Around mile 16 my body suddenly seemed to realize that I’d been running for quite a long period of time and started complaining.  “Hey man,” it seemed to say, “wouldn’t you rather go eat the contents of your pantry and then go snooze?  Immediately?!?”  So, yes, I slowed down a bit while my brain started ever so slightly to turn into Jello and so on.  I felt more of the same discomfort that I felt during my 18 mile run and my stomach started bothering me.  Had to get home anyway, so I kept going.

I jogged along for most of mile 19 but was starting to take more walking breaks.  I walked at least half of mile 20.  I hated running, I hated my iPod and I just wanted it to stop at that point.  My stomach was screaming for food.  Or else it wanted to empty itself out, I couldn’t tell.  My brain had mostly completed its Jello-fication and my feet, calves and quads were darned sore.

(I can honestly say that passing kidney stones does feel a lot worse, though.)

I finished mile 20, walking a bit unsteadily at that point, feeling more relief than joy about meeting the goal.  I snapped a photo for posterity (see the beginning of this post).

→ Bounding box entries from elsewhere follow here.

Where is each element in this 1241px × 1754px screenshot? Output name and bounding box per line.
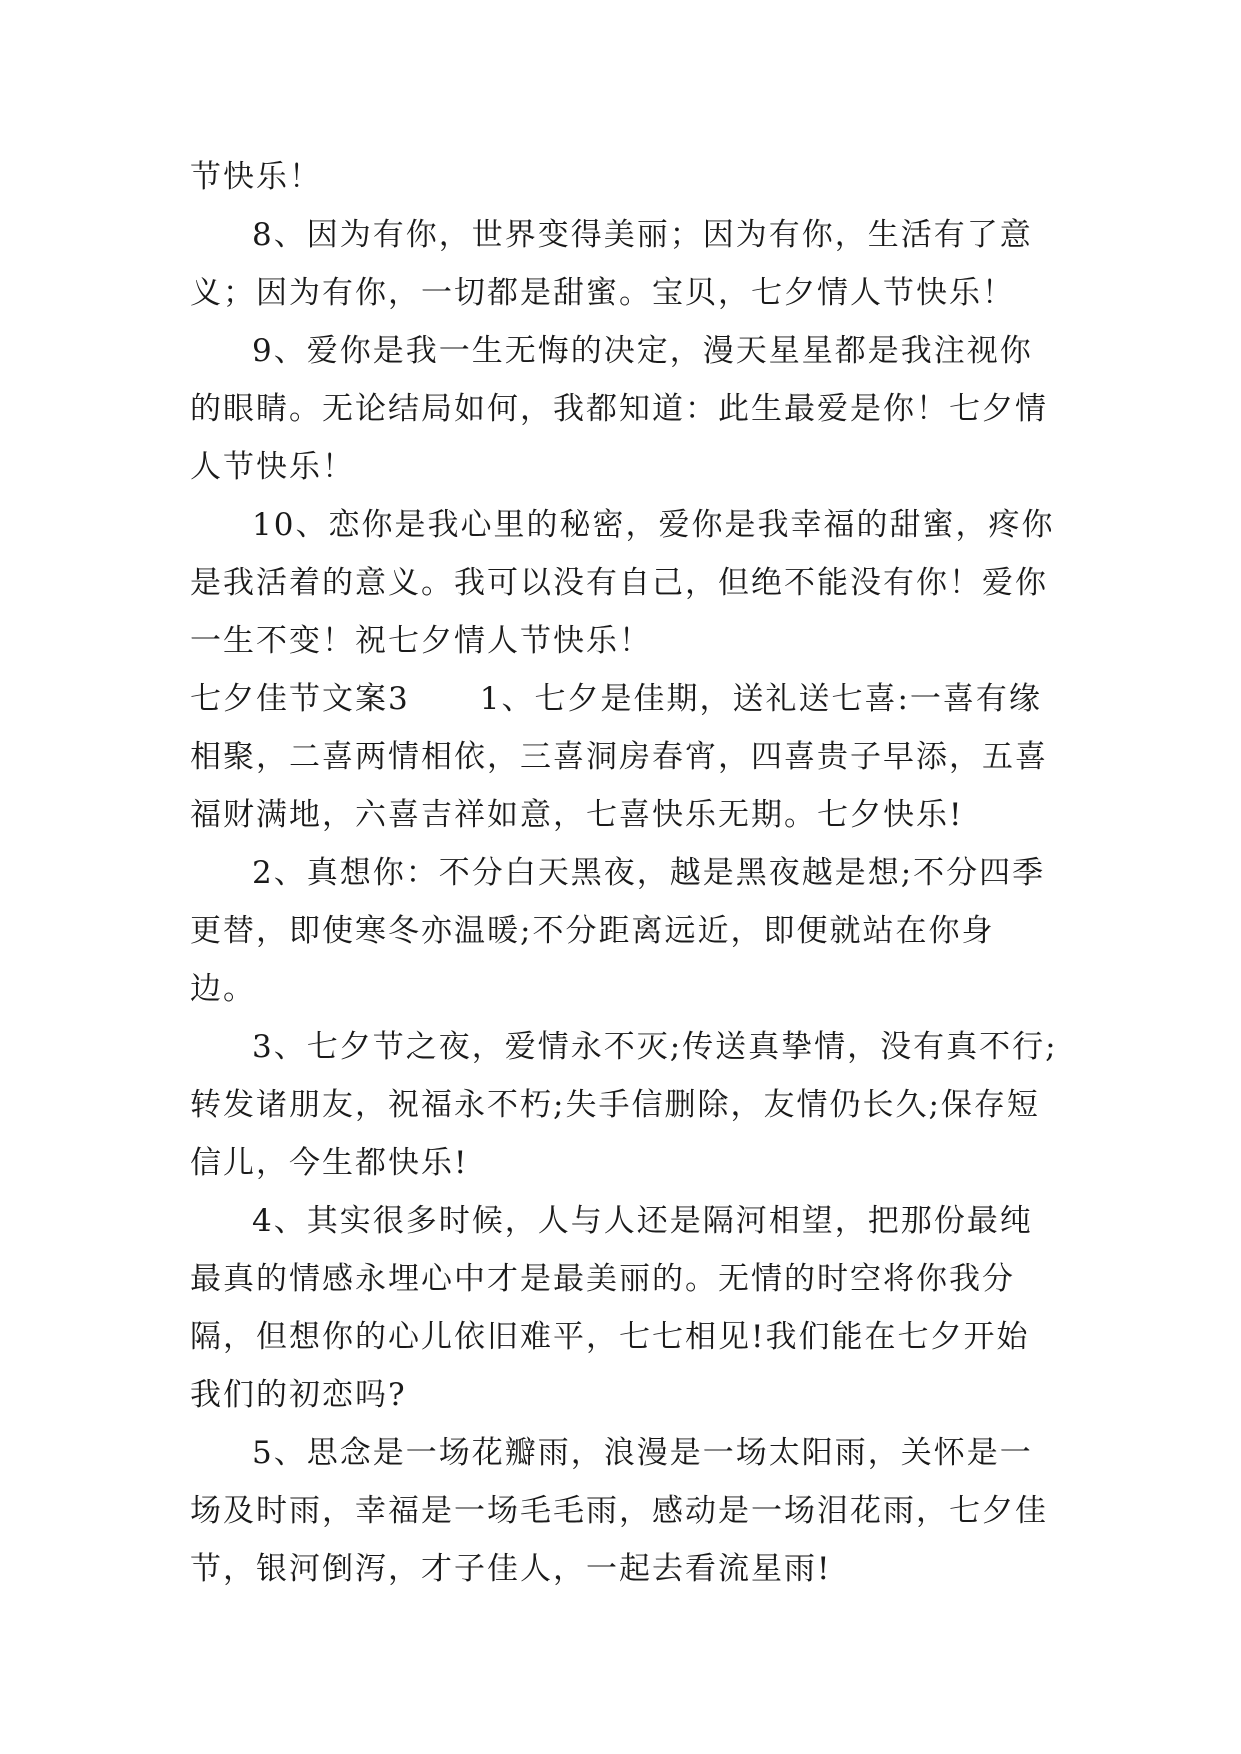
section-title: 七夕佳节文案3 (190, 681, 410, 717)
paragraph-10: 10、恋你是我心里的秘密，爱你是我幸福的甜蜜，疼你是我活着的意义。我可以没有自己，但绝不能没有你！爱你一生不变！祝七夕情人节快乐！ (190, 507, 1055, 659)
section-paragraph-5: 5、思念是一场花瓣雨，浪漫是一场太阳雨，关怀是一场及时雨，幸福是一场毛毛雨，感动是一场泪花雨，七夕佳节，银河倒泻，才子佳人，一起去看流星雨! (190, 1435, 1048, 1587)
section-paragraph-2: 2、真想你：不分白天黑夜，越是黑夜越是想;不分四季更替，即使寒冬亦温暖;不分距离远近，即便就站在你身边。 (190, 855, 1046, 1007)
section-paragraph-4: 4、其实很多时候，人与人还是隔河相望，把那份最纯最真的情感永埋心中才是最美丽的。无情的时空将你我分隔，但想你的心儿依旧难平，七七相见!我们能在七夕开始我们的初恋吗? (190, 1203, 1033, 1413)
paragraph-8: 8、因为有你，世界变得美丽；因为有你，生活有了意义；因为有你，一切都是甜蜜。宝贝，七夕情人节快乐！ (190, 217, 1033, 311)
section-item-1: 1、七夕是佳期，送礼送七喜:一喜有缘相聚，二喜两情相依，三喜洞房春宵，四喜贵子早添，五喜福财满地，六喜吉祥如意，七喜快乐无期。七夕快乐! (190, 681, 1048, 833)
section-paragraph-1 (190, 670, 1060, 844)
paragraph-continuation: 节快乐！ (190, 159, 322, 195)
section-paragraph-3: 3、七夕节之夜，爱情永不灭;传送真挚情，没有真不行;转发诸朋友，祝福永不朽;失手信删除，友情仍长久;保存短信儿，今生都快乐! (190, 1029, 1058, 1181)
document-body (190, 148, 1060, 1598)
paragraph-9: 9、爱你是我一生无悔的决定，漫天星星都是我注视你的眼睛。无论结局如何，我都知道：此生最爱是你！七夕情人节快乐！ (190, 333, 1048, 485)
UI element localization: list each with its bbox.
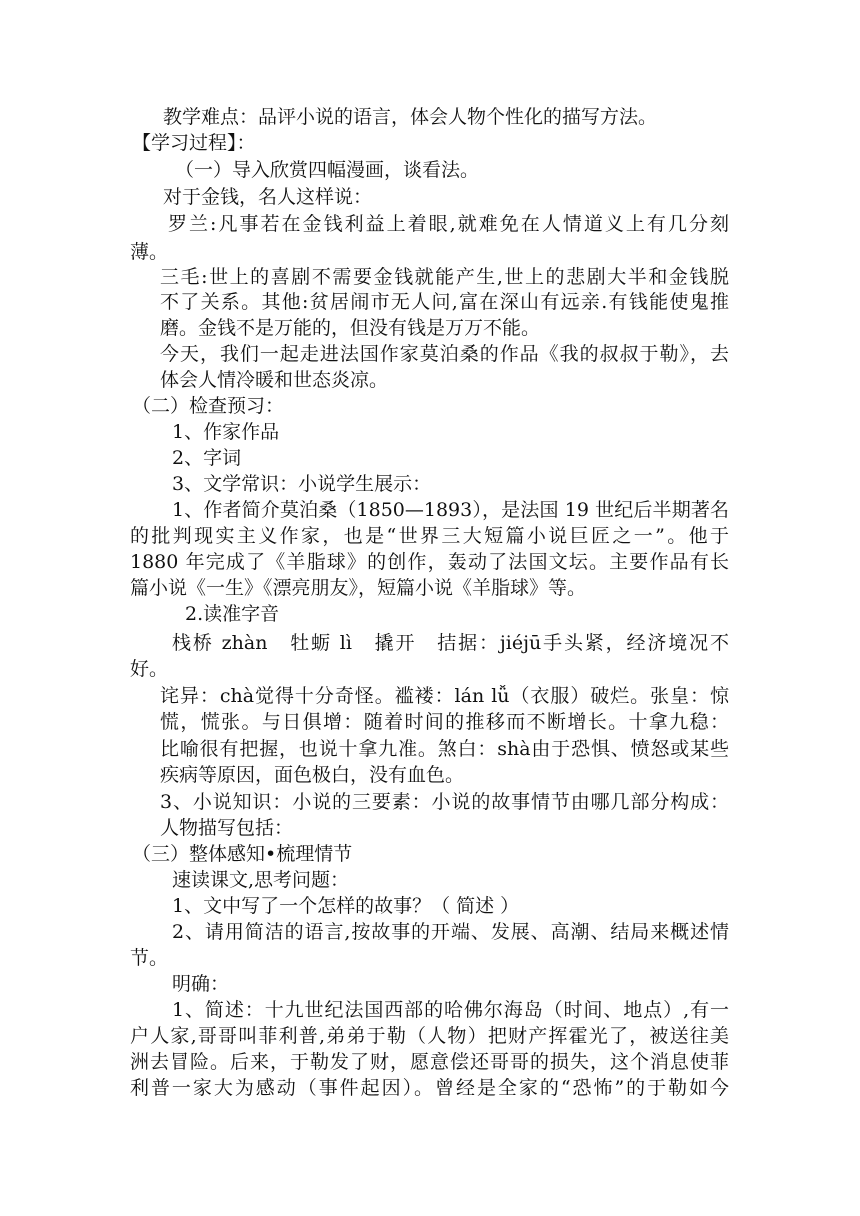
text-line: 1、简述：十九世纪法国西部的哈佛尔海岛（时间、地点）,有一 — [172, 999, 729, 1021]
text-line: 户人家,哥哥叫菲利普,弟弟于勒（人物）把财产挥霍光了，被送往美 — [130, 1025, 729, 1047]
text-line: 磨。金钱不是万能的，但没有钱是万万不能。 — [160, 317, 541, 339]
text-line: 节。 — [130, 947, 169, 969]
text-line: 不了关系。其他:贫居闹市无人问,富在深山有远亲.有钱能使鬼推 — [160, 291, 729, 313]
text-line: 教学难点：品评小说的语言，体会人物个性化的描写方法。 — [163, 106, 658, 128]
text-line: 篇小说《一生》《漂亮朋友》，短篇小说《羊脂球》等。 — [130, 577, 587, 599]
text-line: 1、文中写了一个怎样的故事？（ 简述 ） — [172, 895, 520, 917]
text-line: 2、字词 — [172, 447, 242, 469]
text-line: 人物描写包括： — [160, 817, 294, 839]
text-line: 疾病等原因，面色极白，没有血色。 — [160, 764, 465, 786]
text-line: 罗兰:凡事若在金钱利益上着眼,就难免在人情道义上有几分刻 — [168, 213, 729, 235]
text-line: 利普一家大为感动（事件起因）。曾经是全家的“恐怖”的于勒如今 — [130, 1077, 729, 1099]
section-heading: （二）检查预习： — [132, 395, 285, 417]
text-line: 比喻很有把握，也说十拿九准。煞白：shà由于恐惧、愤怒或某些 — [160, 738, 729, 760]
text-line: 2、请用简洁的语言,按故事的开端、发展、高潮、结局来概述情 — [172, 921, 729, 943]
text-line: 2.读准字音 — [185, 603, 280, 625]
text-line: 薄。 — [130, 241, 169, 263]
text-line: 对于金钱，名人这样说： — [163, 186, 373, 208]
text-line: 速读课文,思考问题： — [172, 869, 350, 891]
text-line: 3、文学常识：小说学生展示： — [172, 473, 432, 495]
text-line: 体会人情冷暖和世态炎凉。 — [160, 369, 389, 391]
text-line: 的批判现实主义作家，也是“世界三大短篇小说巨匠之一”。他于 — [130, 525, 729, 547]
text-line: 1880 年完成了《羊脂球》的创作，轰动了法国文坛。主要作品有长 — [130, 551, 729, 573]
text-line: 今天，我们一起走进法国作家莫泊桑的作品《我的叔叔于勒》，去 — [160, 343, 729, 365]
text-line: 1、作家作品 — [172, 421, 280, 443]
text-line: 明确： — [172, 973, 230, 995]
text-line: 慌，慌张。与日俱增：随着时间的推移而不断增长。十拿九稳： — [160, 711, 729, 733]
text-line: 栈桥 zhàn 牡蛎 lì 撬开 拮据：jiéjū手头紧，经济境况不 — [172, 632, 729, 654]
text-line: （一）导入欣赏四幅漫画，谈看法。 — [175, 159, 480, 181]
text-line: 3、小说知识：小说的三要素：小说的故事情节由哪几部分构成： — [160, 791, 729, 813]
section-heading: （三）整体感知•梳理情节 — [132, 843, 353, 865]
text-line: 三毛:世上的喜剧不需要金钱就能产生,世上的悲剧大半和金钱脱 — [160, 266, 729, 288]
text-line: 诧异：chà觉得十分奇怪。褴褛：lán lǚ（衣服）破烂。张皇：惊 — [160, 685, 729, 707]
text-line: 洲去冒险。后来，于勒发了财，愿意偿还哥哥的损失，这个消息使菲 — [130, 1051, 729, 1073]
section-heading: 【学习过程】： — [132, 132, 256, 154]
text-line: 好。 — [130, 658, 169, 680]
text-line: 1、作者简介莫泊桑（1850—1893），是法国 19 世纪后半期著名 — [172, 499, 729, 521]
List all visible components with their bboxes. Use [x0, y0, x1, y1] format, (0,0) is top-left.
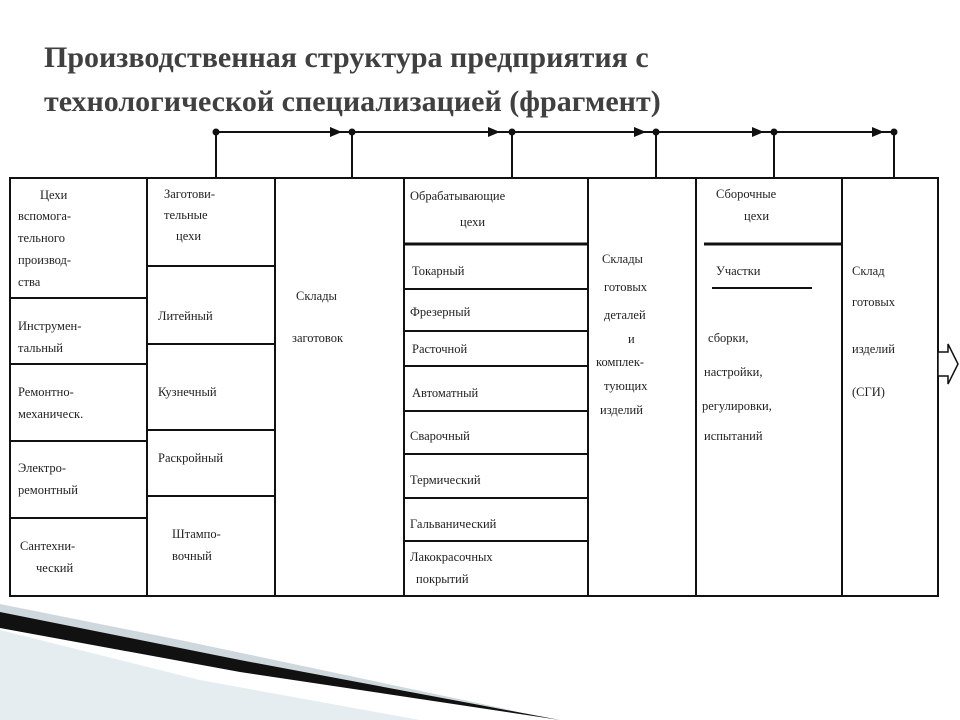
finished-storage-column — [842, 178, 938, 596]
parts-storage-label: Склады готовых деталей и комплек- тующих изделий — [596, 252, 648, 417]
parts-storage-column — [588, 178, 696, 596]
title-line-2: технологической специализацией (фрагмент) — [44, 85, 661, 118]
blank-shop-foundry: Литейный — [158, 309, 213, 323]
aux-shop-repair-mechanical: Ремонтно- механическ. — [18, 385, 84, 421]
processing-shop-welding: Сварочный — [410, 429, 470, 443]
title-line-1: Производственная структура предприятия с — [44, 41, 649, 74]
processing-shop-automatic: Автоматный — [412, 386, 479, 400]
blank-storage-column — [275, 178, 404, 596]
output-arrow-icon — [938, 344, 958, 384]
aux-shop-electrical-repair: Электро- ремонтный — [18, 461, 78, 497]
processing-shops-column — [404, 178, 588, 596]
blank-shop-cutting: Раскройный — [158, 451, 224, 465]
blank-shops-header: Заготови- тельные цехи — [164, 187, 216, 243]
auxiliary-header: Цехи вспомога- тельного производ- ства — [18, 188, 72, 289]
flow-connector — [213, 127, 898, 178]
finished-storage-label: Склад готовых изделий (СГИ) — [852, 264, 895, 399]
slide-decoration — [0, 604, 560, 720]
processing-shop-galvanic: Гальванический — [410, 517, 497, 531]
processing-shop-turning: Токарный — [412, 264, 465, 278]
processing-shop-thermal: Термический — [410, 473, 481, 487]
assembly-sections-label: Участки — [716, 264, 761, 278]
assembly-sections-list: сборки, настройки, регулировки, испытаний — [702, 331, 772, 443]
processing-header: Обрабатывающие цехи — [410, 189, 506, 229]
auxiliary-shops-column — [10, 178, 147, 596]
aux-shop-tool: Инструмен- тальный — [18, 319, 82, 355]
assembly-header: Сборочные цехи — [716, 187, 777, 223]
blank-shop-forging: Кузнечный — [158, 385, 217, 399]
aux-shop-plumbing: Сантехни- ческий — [20, 539, 76, 575]
blank-storage-label: Склады заготовок — [292, 289, 344, 345]
blank-shop-stamping: Штампо- вочный — [172, 527, 221, 563]
processing-shop-boring: Расточной — [412, 342, 468, 356]
processing-shop-milling: Фрезерный — [410, 305, 471, 319]
processing-shop-painting: Лакокрасочных покрытий — [410, 550, 493, 586]
assembly-shops-column — [696, 178, 842, 596]
blank-shops-column — [147, 178, 275, 596]
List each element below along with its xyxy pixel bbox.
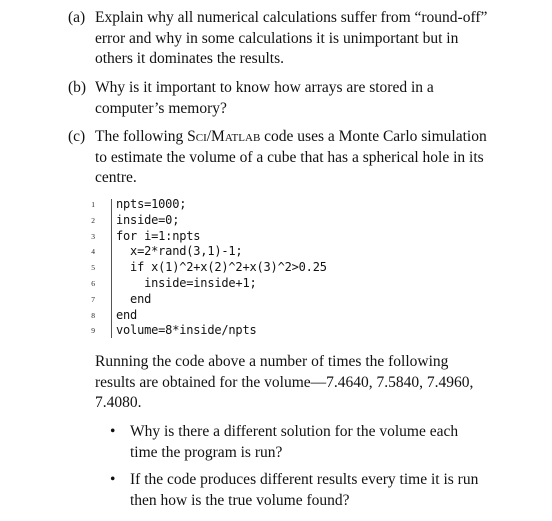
code-line-number: 1 bbox=[91, 200, 95, 209]
question-a-label: (a) bbox=[68, 9, 86, 26]
question-b bbox=[68, 78, 488, 119]
code-line-text: npts=1000; bbox=[116, 197, 187, 211]
code-line-text: inside=inside+1; bbox=[116, 275, 257, 290]
question-c-label: (c) bbox=[68, 128, 86, 145]
bullet-item bbox=[110, 422, 480, 463]
code-line-number: 9 bbox=[91, 326, 95, 336]
code-line-number: 6 bbox=[91, 278, 95, 288]
code-listing bbox=[82, 197, 462, 339]
code-line bbox=[82, 213, 462, 229]
code-line-text: if x(1)^2+x(2)^2+x(3)^2>0.25 bbox=[116, 260, 327, 275]
question-c-text bbox=[95, 127, 488, 189]
code-line bbox=[82, 197, 462, 213]
code-line-number: 7 bbox=[91, 294, 95, 304]
code-line-text: volume=8*inside/npts bbox=[116, 323, 257, 338]
bullet-text: If the code produces different results every time it is run then how is the true volume found? bbox=[130, 471, 479, 509]
bullet-icon: • bbox=[110, 423, 116, 440]
code-line-text: end bbox=[116, 291, 152, 306]
code-line-number: 8 bbox=[91, 310, 95, 320]
question-c bbox=[68, 127, 488, 189]
code-line bbox=[82, 229, 462, 245]
code-line-number: 5 bbox=[91, 263, 95, 273]
bullet-item bbox=[110, 470, 480, 511]
question-a-text: Explain why all numerical calculations suffer from “round-off” error and why in some calculations it is unimportant but in others it dominates the results. bbox=[95, 9, 488, 67]
code-line-number: 4 bbox=[91, 247, 95, 257]
bullet-text: Why is there a different solution for the volume each time the program is run? bbox=[130, 423, 459, 461]
code-line-number: 3 bbox=[91, 231, 95, 241]
question-c-text-before: The following bbox=[95, 128, 188, 145]
code-line bbox=[82, 292, 462, 308]
code-line-text: end bbox=[116, 307, 138, 322]
question-b-text: Why is it important to know how arrays are stored in a computer’s memory? bbox=[95, 79, 434, 117]
code-line-text: inside=0; bbox=[116, 212, 180, 227]
code-line bbox=[82, 260, 462, 276]
question-b-label: (b) bbox=[68, 79, 87, 96]
question-c-text-after: code uses a Monte Carlo simulation to estimate the volume of a cube that has a spherical hole in its centre. bbox=[95, 128, 487, 186]
code-line-number: 2 bbox=[91, 215, 95, 225]
code-line bbox=[82, 323, 462, 339]
results-paragraph: Running the code above a number of times the following results are obtained for the volume—7.4640, 7.5840, 7.4960, 7.4080. bbox=[95, 353, 474, 411]
question-a bbox=[68, 8, 488, 70]
code-line bbox=[82, 244, 462, 260]
code-line bbox=[82, 308, 462, 324]
code-line-text: x=2*rand(3,1)-1; bbox=[116, 244, 243, 259]
software-name: Sci/Matlab bbox=[187, 128, 261, 145]
code-line-text: for i=1:npts bbox=[116, 228, 201, 243]
bullet-icon: • bbox=[110, 471, 116, 488]
code-line bbox=[82, 276, 462, 292]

I still had to walk about 0.4 miles to get home.  That was achievable but still not much fun.  Did very little for the rest of the day.  Tried stretching a bit but I was sore and tight.  Cleaned myself up, put on fresh clothes, etc.  It took an hour or two of food, water and rest to feel somewhat human again.  My calves and quads ached for a couple of days after the run.

You’d be forgiven for thinking that I was ready to quit running forever after that experience.  Here’s the thing:  it’s all a necessary part of the training process.  In my mind I knew that I had to run 20 miles (or complete 20 miles on my feet, let’s say) in order to have a shot at finishing a marathon (though not necessarily running the entire marathon).  Trusting a plan helps you get through the barriers between you and your goal.  Yes, it was difficult, and there’s more to come, but the 20 mile run was necessary and it was valuable.

Now I’m in the taper phase of my marathon training where I reduce my mileage gradually until race day.  I’m still running.  I have a 12 mile run to do sometime this weekend.  I still have to run 3 – 4 days per week prior to the race.  But for the next couple of weeks I have the advantage of knowing that I’ve already run these distances and I know what to expect and that’s comforting.  And so I’ll keep working the plan as best I can.

This is not the most inspiring post but it’s real and it’s what I want to remember going forward.